Reached for comment, Apple cast the ruling as a victory for the App Store model.
“Today the Court has affirmed what we’ve known all along: the App Store is not in violation of antitrust law,” a representative said. “Apple faces rigorous competition in every segment in which we do business, and we believe customers and developers choose us because our products and services are the best in the world. We remain committed to ensuring the App Store is a safe and trusted marketplace.”
On Twitter, Epic CEO Tim Sweeney expressed disappointment in the order. “Today’s ruling isn’t a win for developers or for consumers,” Sweeney said. “Epic is fighting for fair competition among in-app payment methods and app stores for a billion consumers.” Separately, an Epic Games spokesperson told NPR that the company plans to appeal.

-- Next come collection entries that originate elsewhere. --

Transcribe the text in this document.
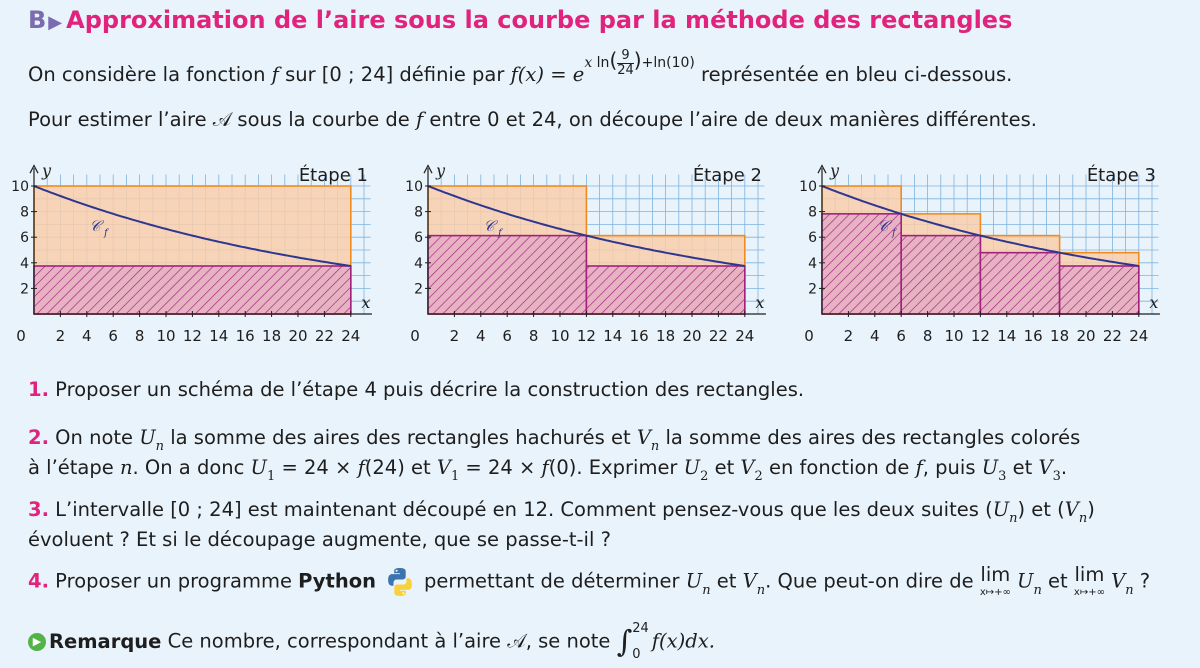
B ▶ Approximation de l’aire sous la courbe par la méthode des rectangles
On considère la fonction f sur [0 ; 24] définie par $f(x) = e^{x ln( \frac{9}{24} )+ln(10)}$ représentée en bleu ci-dessous.
Pour estimer l’aire 𝒜 sous la courbe de f entre 0 et 24, on découpe l’aire de deux manières différentes.
2
4
6
8
10
2 4 6 8 10 12 14 16 18 20 22 24
0
y
x
𝒞 f
Étape 1
2
4
6
8
10
2 4 6 8 10 12 14 16 18 20 22 24
0
y
x
𝒞 f
Étape 2
2
4
6
8
10
2 4 6 8 10 12 14 16 18 20 22 24
0
y
x
𝒞 f
Étape 3
1. Proposer un schéma de l’étape 4 puis décrire la construction des rectangles.
2. On note $U_n$ la somme des aires des rectangles hachurés et $V_n$ la somme des aires des rectangles colorés
à l’étape n. On a donc $U_1 = 24 \times f(24)$ et $V_1 = 24 \times f(0)$. Exprimer $U_2$ et $V_2$ en fonction de f, puis $U_3$ et $V_3$.
3. L’intervalle [0 ; 24] est maintenant découpé en 12. Comment pensez-vous que les deux suites $(U_n)$ et $(V_n)$
évoluent ? Et si le découpage augmente, que se passe-t-il ?
4. Proposer un programme Python permettant de déterminer $U_n$ et $V_n$. Que peut-on dire de lim
x↦+∞ $U_n$ et lim
x↦+∞ $V_n$ ?
▶ Remarque Ce nombre, correspondant à l’aire 𝒜, se note ∫ 24
0
f(x)dx.
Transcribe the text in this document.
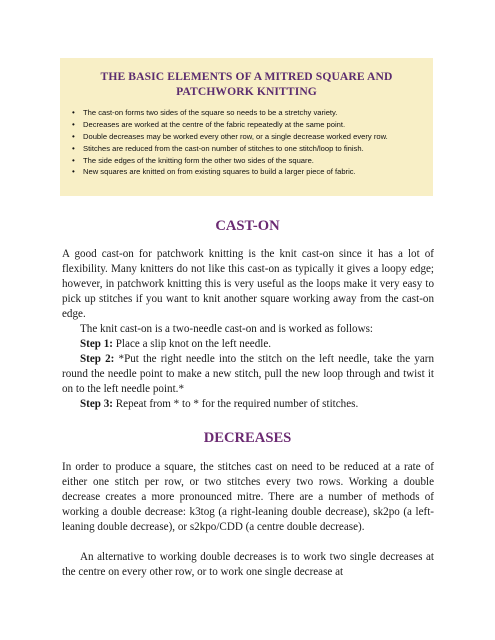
THE BASIC ELEMENTS OF A MITRED SQUARE AND PATCHWORK KNITTING
• The cast-on forms two sides of the square so needs to be a stretchy variety.
• Decreases are worked at the centre of the fabric repeatedly at the same point.
• Double decreases may be worked every other row, or a single decrease worked every row.
• Stitches are reduced from the cast-on number of stitches to one stitch/loop to finish.
• The side edges of the knitting form the other two sides of the square.
• New squares are knitted on from existing squares to build a larger piece of fabric.
CAST-ON

A good cast-on for patchwork knitting is the knit cast-on since it has a lot of flexibility. Many knitters do not like this cast-on as typically it gives a loopy edge; however, in patchwork knitting this is very useful as the loops make it very easy to pick up stitches if you want to knit another square working away from the cast-on edge.

The knit cast-on is a two-needle cast-on and is worked as follows:

Step 1: Place a slip knot on the left needle.

Step 2: *Put the right needle into the stitch on the left needle, take the yarn round the needle point to make a new stitch, pull the new loop through and twist it on to the left needle point.*

Step 3: Repeat from * to * for the required number of stitches.

DECREASES

In order to produce a square, the stitches cast on need to be reduced at a rate of either one stitch per row, or two stitches every two rows. Working a double decrease creates a more pronounced mitre. There are a number of methods of working a double decrease: k3tog (a right-leaning double decrease), sk2po (a left-leaning double decrease), or s2kpo/CDD (a centre double decrease).

An alternative to working double decreases is to work two single decreases at the centre on every other row, or to work one single decrease at
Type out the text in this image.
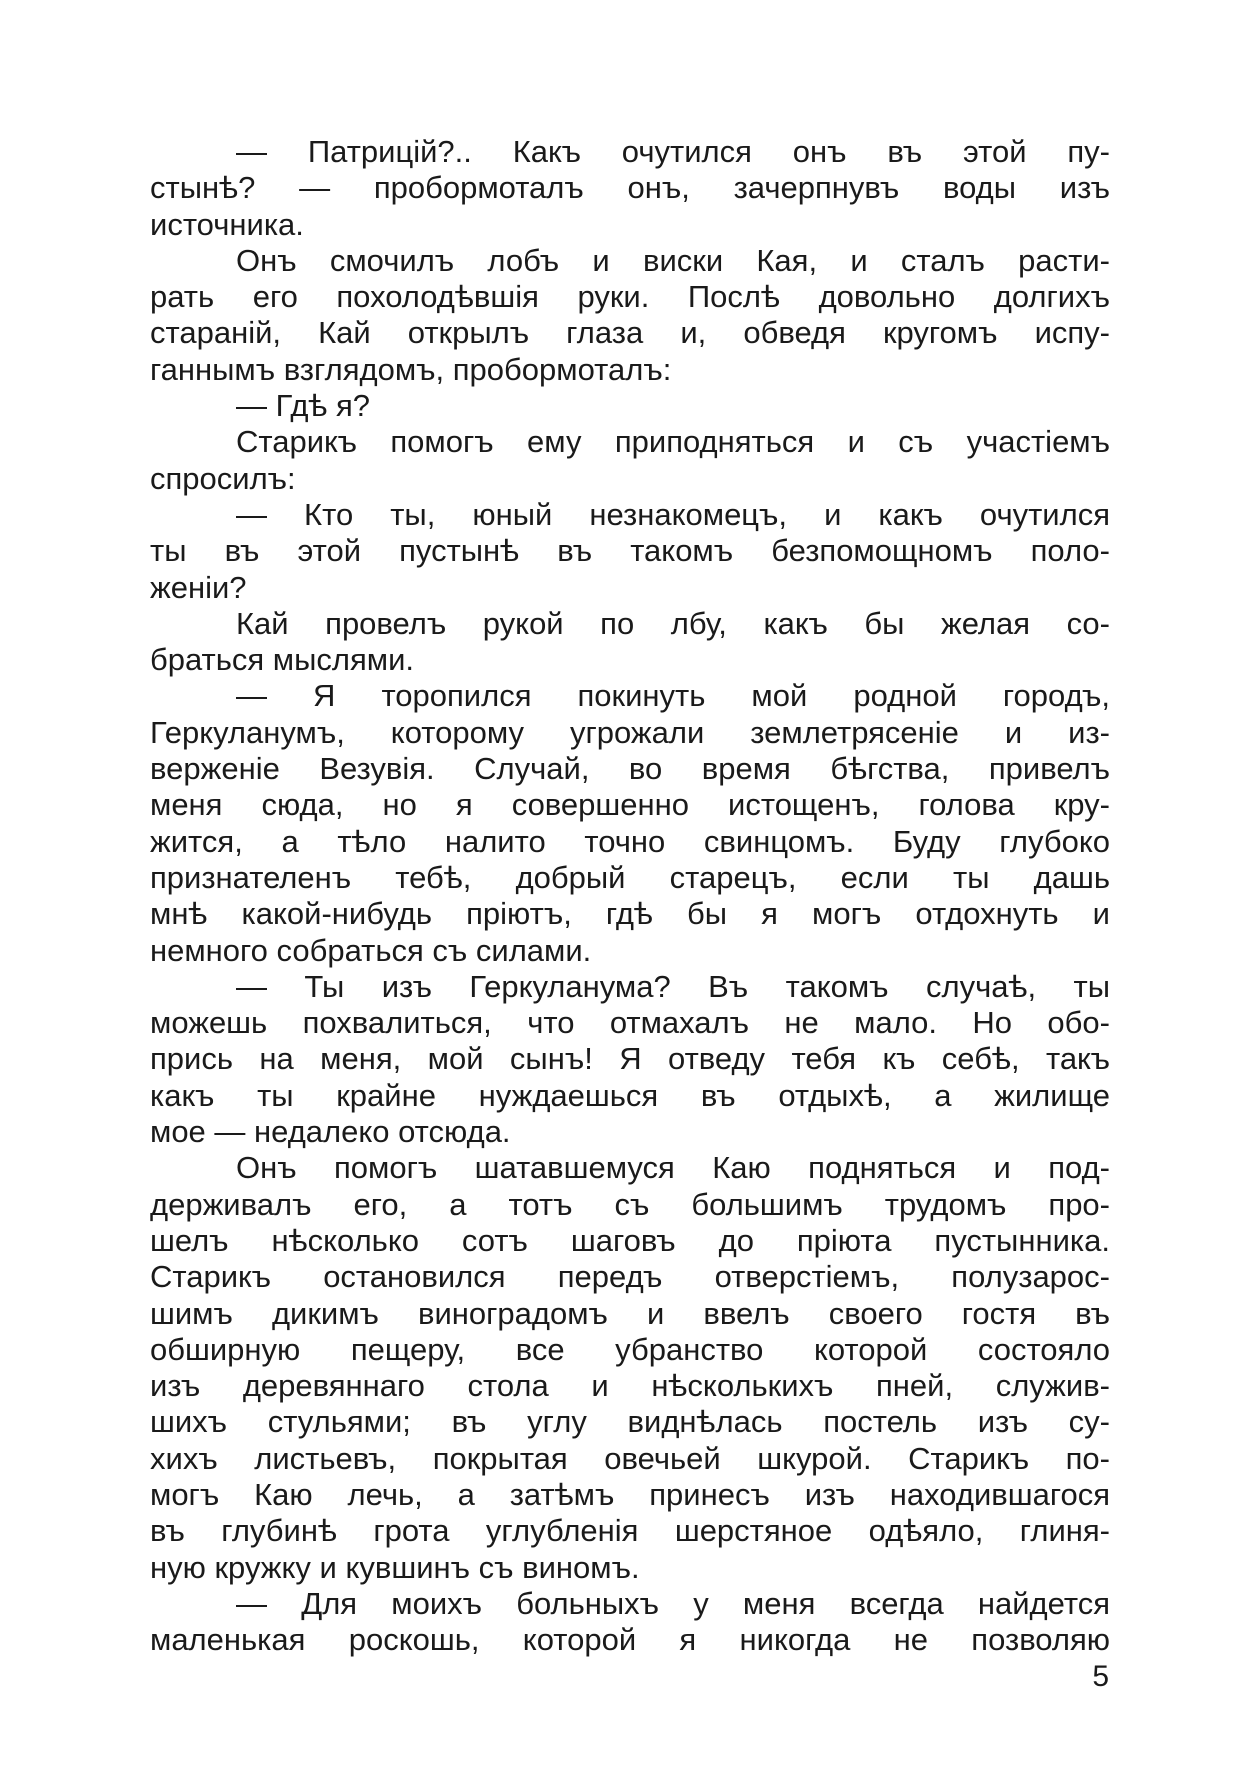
— Патрицій?.. Какъ очутился онъ въ этой пу-
стынѣ? — пробормоталъ онъ, зачерпнувъ воды изъ
источника.
Онъ смочилъ лобъ и виски Кая, и сталъ расти-
рать его похолодѣвшія руки. Послѣ довольно долгихъ
стараній, Кай открылъ глаза и, обведя кругомъ испу-
ганнымъ взглядомъ, пробормоталъ:
— Гдѣ я?
Старикъ помогъ ему приподняться и съ участіемъ
спросилъ:
— Кто ты, юный незнакомецъ, и какъ очутился
ты въ этой пустынѣ въ такомъ безпомощномъ поло-
женіи?
Кай провелъ рукой по лбу, какъ бы желая со-
браться мыслями.
— Я торопился покинуть мой родной городъ,
Геркуланумъ, которому угрожали землетрясеніе и из-
верженіе Везувія. Случай, во время бѣгства, привелъ
меня сюда, но я совершенно истощенъ, голова кру-
жится, а тѣло налито точно свинцомъ. Буду глубоко
признателенъ тебѣ, добрый старецъ, если ты дашь
мнѣ какой-нибудь пріютъ, гдѣ бы я могъ отдохнуть и
немного собраться съ силами.
— Ты изъ Геркуланума? Въ такомъ случаѣ, ты
можешь похвалиться, что отмахалъ не мало. Но обо-
прись на меня, мой сынъ! Я отведу тебя къ себѣ, такъ
какъ ты крайне нуждаешься въ отдыхѣ, а жилище
мое — недалеко отсюда.
Онъ помогъ шатавшемуся Каю подняться и под-
держивалъ его, а тотъ съ большимъ трудомъ про-
шелъ нѣсколько сотъ шаговъ до пріюта пустынника.
Старикъ остановился передъ отверстіемъ, полузарос-
шимъ дикимъ виноградомъ и ввелъ своего гостя въ
обширную пещеру, все убранство которой состояло
изъ деревяннаго стола и нѣсколькихъ пней, служив-
шихъ стульями; въ углу виднѣлась постель изъ су-
хихъ листьевъ, покрытая овечьей шкурой. Старикъ по-
могъ Каю лечь, а затѣмъ принесъ изъ находившагося
въ глубинѣ грота углубленія шерстяное одѣяло, глиня-
ную кружку и кувшинъ съ виномъ.
— Для моихъ больныхъ у меня всегда найдется
маленькая роскошь, которой я никогда не позволяю
5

The new restrictions include echoes of some provisional anti-steering restrictions already placed on Apple outside of the US.
On September 1st, Apple agreed to allow outside signup links for “reader” apps like Netflix and Spotify, following a regulatory investigation in Japan. More recently, a South Korean law opened the door to alternate payment systems, although the practical impacts of the law are still unclear.
Apple and Epic Games have been at odds for years over the transaction fee system in the iOS App Store, which Apple sees as a necessary operating cost but Epic sees as a monopolistic tax.
The fight came to a head in August 2020 when Epic installed an alternative payment system in Fortnite to circumvent the App Store’s transaction fees. Apple responded by removing Fortnite from the App Store, which sparked an immediate legal complaint from Epic.
The subsequent trial was a brutal tug-of-war over the App Store model and Apple’s efforts to maintain control over software on iOS. Among other things, we learned about Apple’s strange accounting methods and charm offensive to keep major players like Netflix using in-app purchases.
The ruling is likely to have significant impacts outside of Apple. Google is already facing a similar lawsuit from Epic Games over its own efforts to maintain the Google Play Store as the central source of software on Android, drawing on elaborate deals with phone manufacturers.